I have not had dealings with Joanne for several decades since I was president of the American Geriatrics Society in 1980. At that time I was tracking Joanne as she was the advocate, almost alone, of the withholding of food and fluids at life's terminus as an alternative to assisted suicide. Her work directed much of my personal philosophy and practice. Now several decades later her teaching is even more impressive and compelling.

Joanne was a graduate of Boston University School of Medicine in 1970. From there she sought a master's degree in philosophy and social policy from George Washington University in 1994 and a Master of science diploma from Dartmouth in 1995. En route she served as project director the President's Commission for the Study of Ethical Problems in Medicine and Biomedical and Behavioral Research, concluding with their seminal report dealing with the decision to forgo life-sustaining treatment. Along the way I have been tracking her, and actually sent a few little checks to her in the effort to support her work. Her teachings influenced my first book title which was "We Live Too Short and Die Too Long," and also helped generate a paper that I wrote in the Journal of Geriatrics Society called the "Trajectory of Dying." Now several decades later and having survived my wife's long dying her teachings achieve greater poignancy.

Others such as Tom Perls at BU have explored life's terminus. Tom categorizes the end as escapers, survivors, and delayers each with its own characteristics.

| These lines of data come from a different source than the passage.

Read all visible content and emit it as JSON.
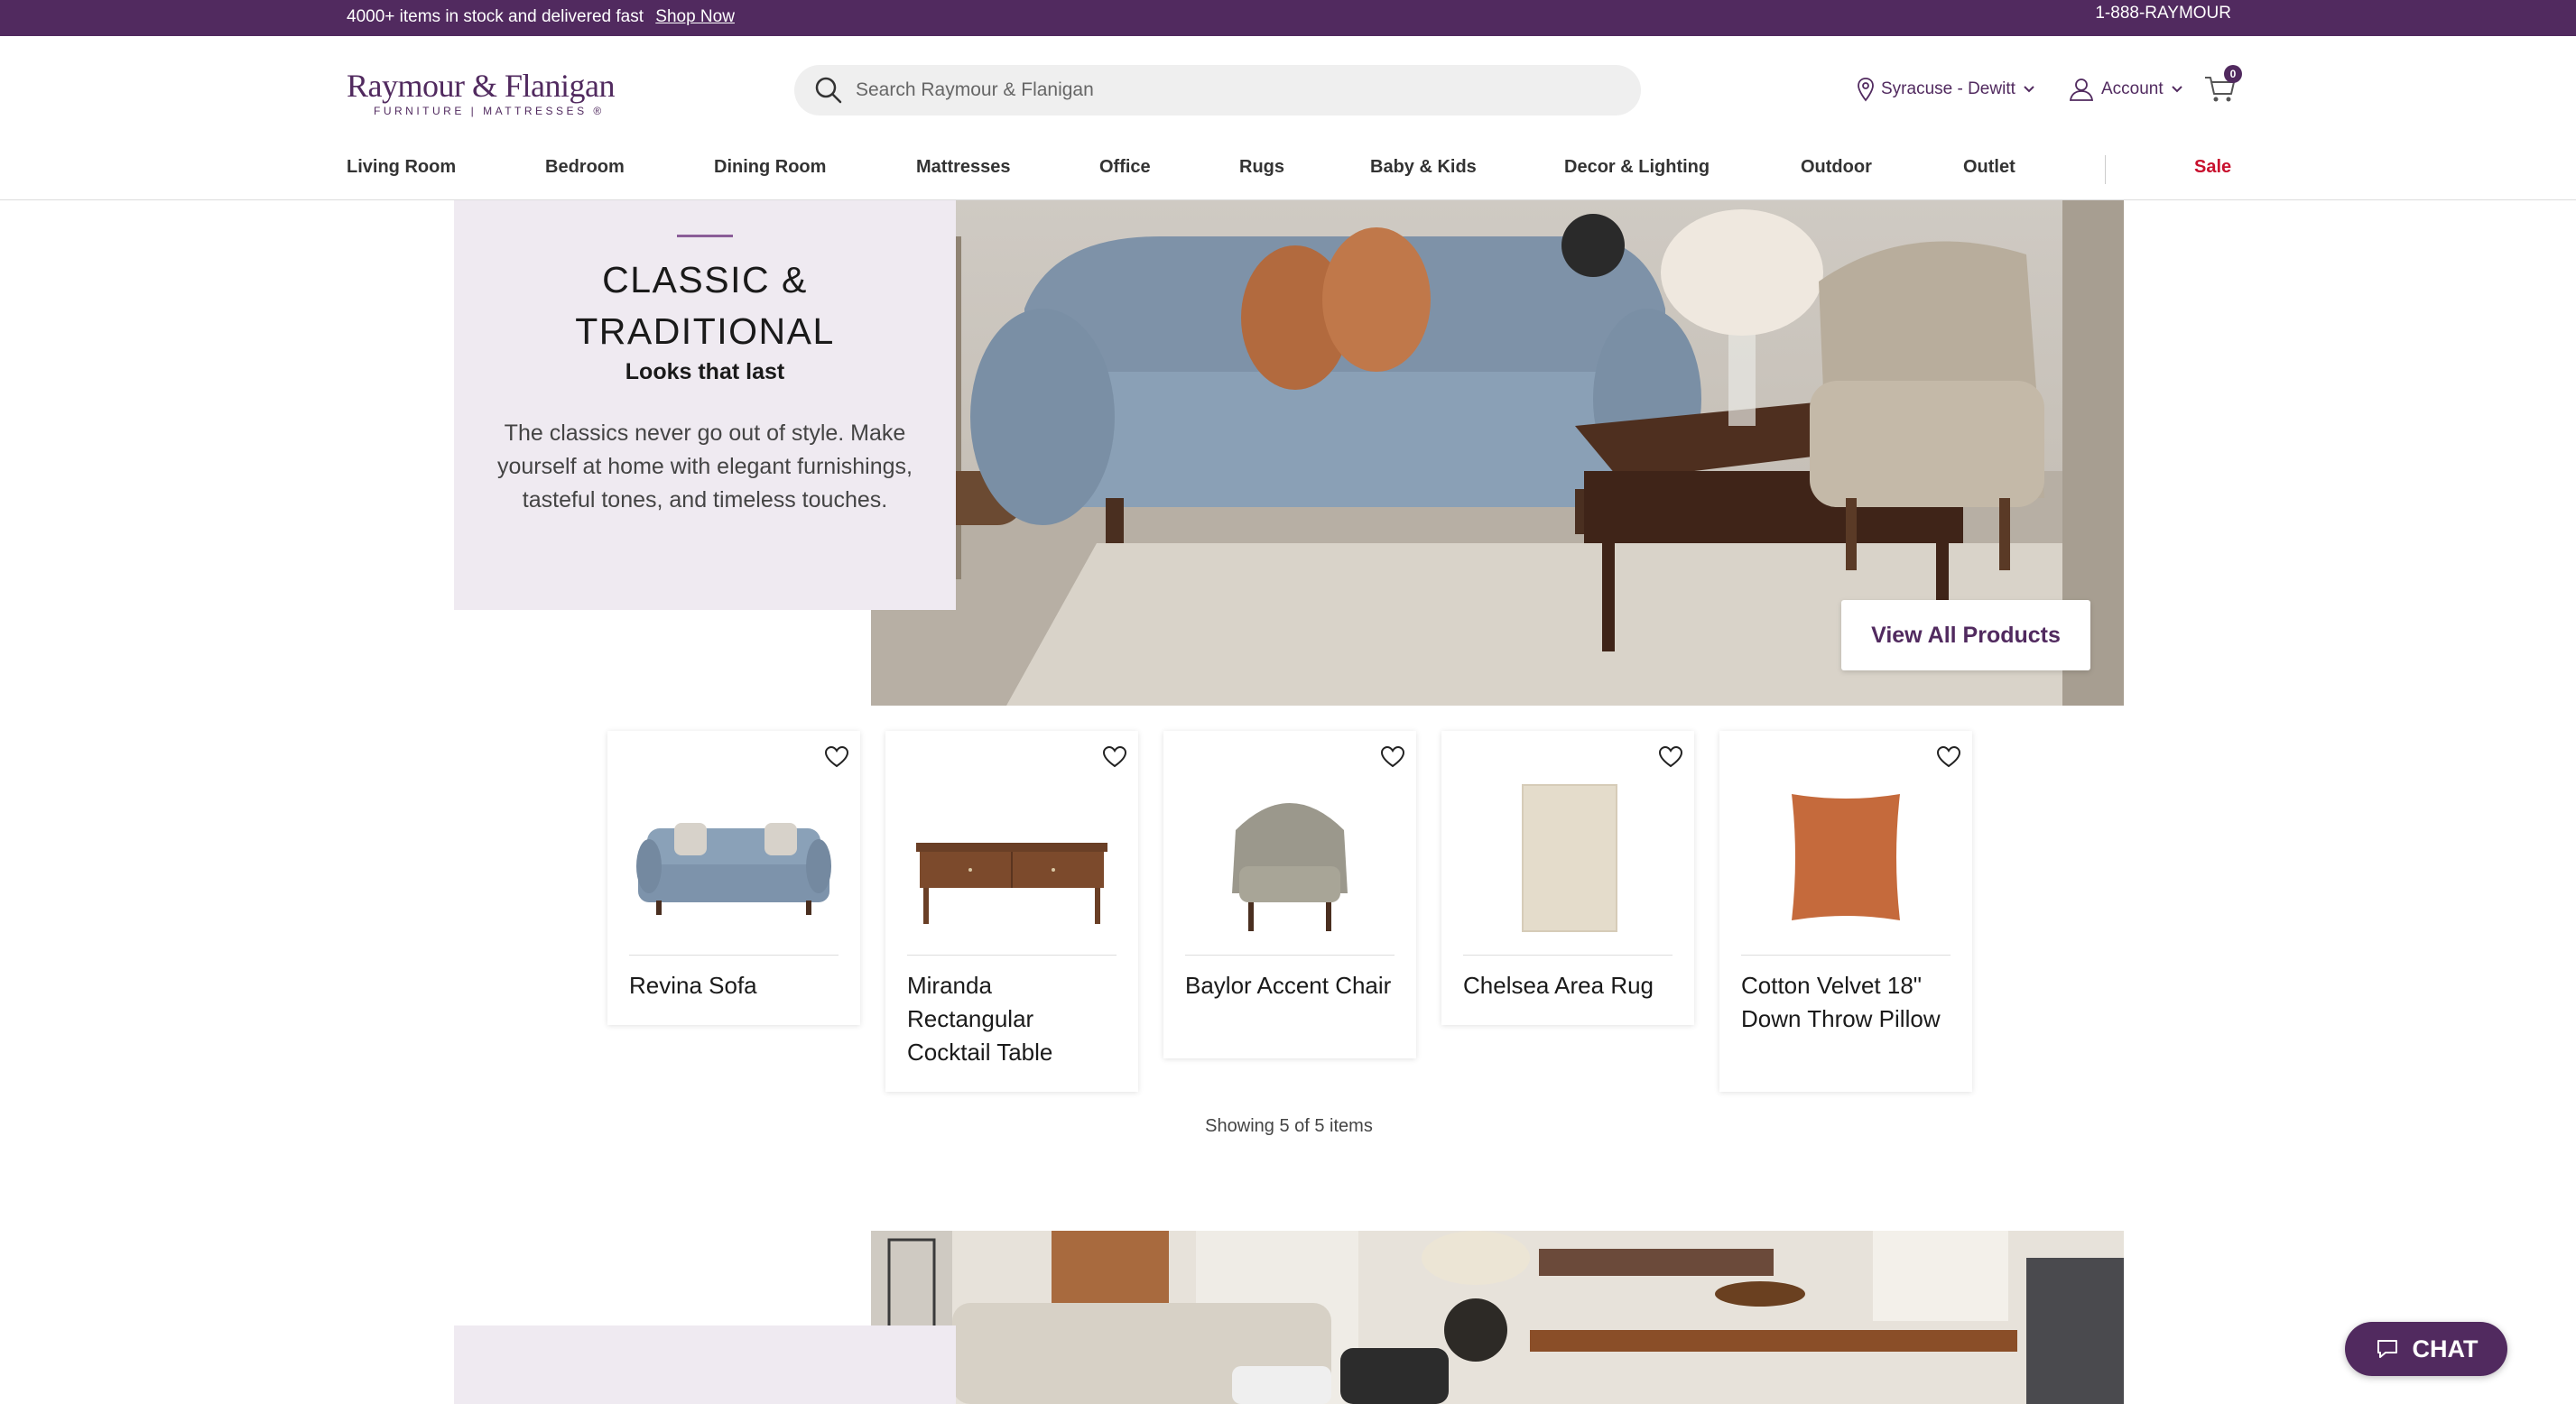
{
  "promo": {
    "text": "4000+ items in stock and delivered fast",
    "link": "Shop Now",
    "phone": "1-888-RAYMOUR"
  },
  "header": {
    "logo_main": "Raymour & Flanigan",
    "logo_sub": "FURNITURE | MATTRESSES ®",
    "search_placeholder": "Search Raymour & Flanigan",
    "store": "Syracuse - Dewitt",
    "account": "Account",
    "cart_count": "0"
  },
  "nav": {
    "items": [
      "Living Room",
      "Bedroom",
      "Dining Room",
      "Mattresses",
      "Office",
      "Rugs",
      "Baby & Kids",
      "Decor & Lighting",
      "Outdoor",
      "Outlet"
    ],
    "sale": "Sale"
  },
  "hero": {
    "title": "CLASSIC & TRADITIONAL",
    "subtitle": "Looks that last",
    "description": "The classics never go out of style. Make yourself at home with elegant furnishings, tasteful tones, and timeless touches.",
    "button": "View All Products"
  },
  "products": [
    {
      "name": "Revina Sofa",
      "icon": "sofa"
    },
    {
      "name": "Miranda Rectangular Cocktail Table",
      "icon": "coffee-table"
    },
    {
      "name": "Baylor Accent Chair",
      "icon": "armchair"
    },
    {
      "name": "Chelsea Area Rug",
      "icon": "rug"
    },
    {
      "name": "Cotton Velvet 18\" Down Throw Pillow",
      "icon": "pillow"
    }
  ],
  "showing": "Showing 5 of 5 items",
  "chat": "CHAT",
  "colors": {
    "brand": "#512a5f",
    "sale": "#c8102e",
    "card_bg": "#efeaf1"
  }
}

Joanne wrote a wonderful report for the Hastings Institute entitled "Living Long in Fragile Health... the New Demographics that Shape End of Life Care." Her work is a clarion call to a potential global specter that soon may engulf us all. It will be a catastrophe if we fail to heed the imperative implications that will surely result from the global aging epidemic. The rest of the world's work will default to the socio-economic-political fallout that is sure to permeate our newly old and FRAIL globe. Abandonment of our older selves to an alien world with scant recognition of the peril in our midst is spooky.

Joanne writes of the three predominant trajectories of life's terminus that are newly in effect. The first is the group of deaths due to cancer, around 20 percent, usually in the 60-year age range. These are relatively acute with much technologic involvement, hospital intensive, pain, and is expensive.

The second category on Joanne's list is that large segment, perhaps 20 percent of deaths that result from the disruption of a vital organ such as the heart or lungs or kidneys or liver This trajectory is less acute, occurs later generally in the 70s, and also involves a high risk of hospital and institutional involvement. But it is the last category where the main threat evolves. This is the trajectory that is now starting to dominate. It is the chronic slow decline of multiple organs importantly involving the brain leading to a protracted dependency and indignity. Having just concluded such a scenario in my own home raises my awareness to a degree that I wish I was not so familar.The burden of care giving to the frail among us cannot be overstated. It is this third trajectory that Joanne warns us all about. As awareness of the world's aging is not really constituted in our awareness, we are destined for a future of shame and deterioration. Joanne's is a warning siren that we best heed.

Reference:
Lynn J Improving End of Life Care: Why has it been so Difficult? Hastings Center Report Special Report 35 2005, S14-S18.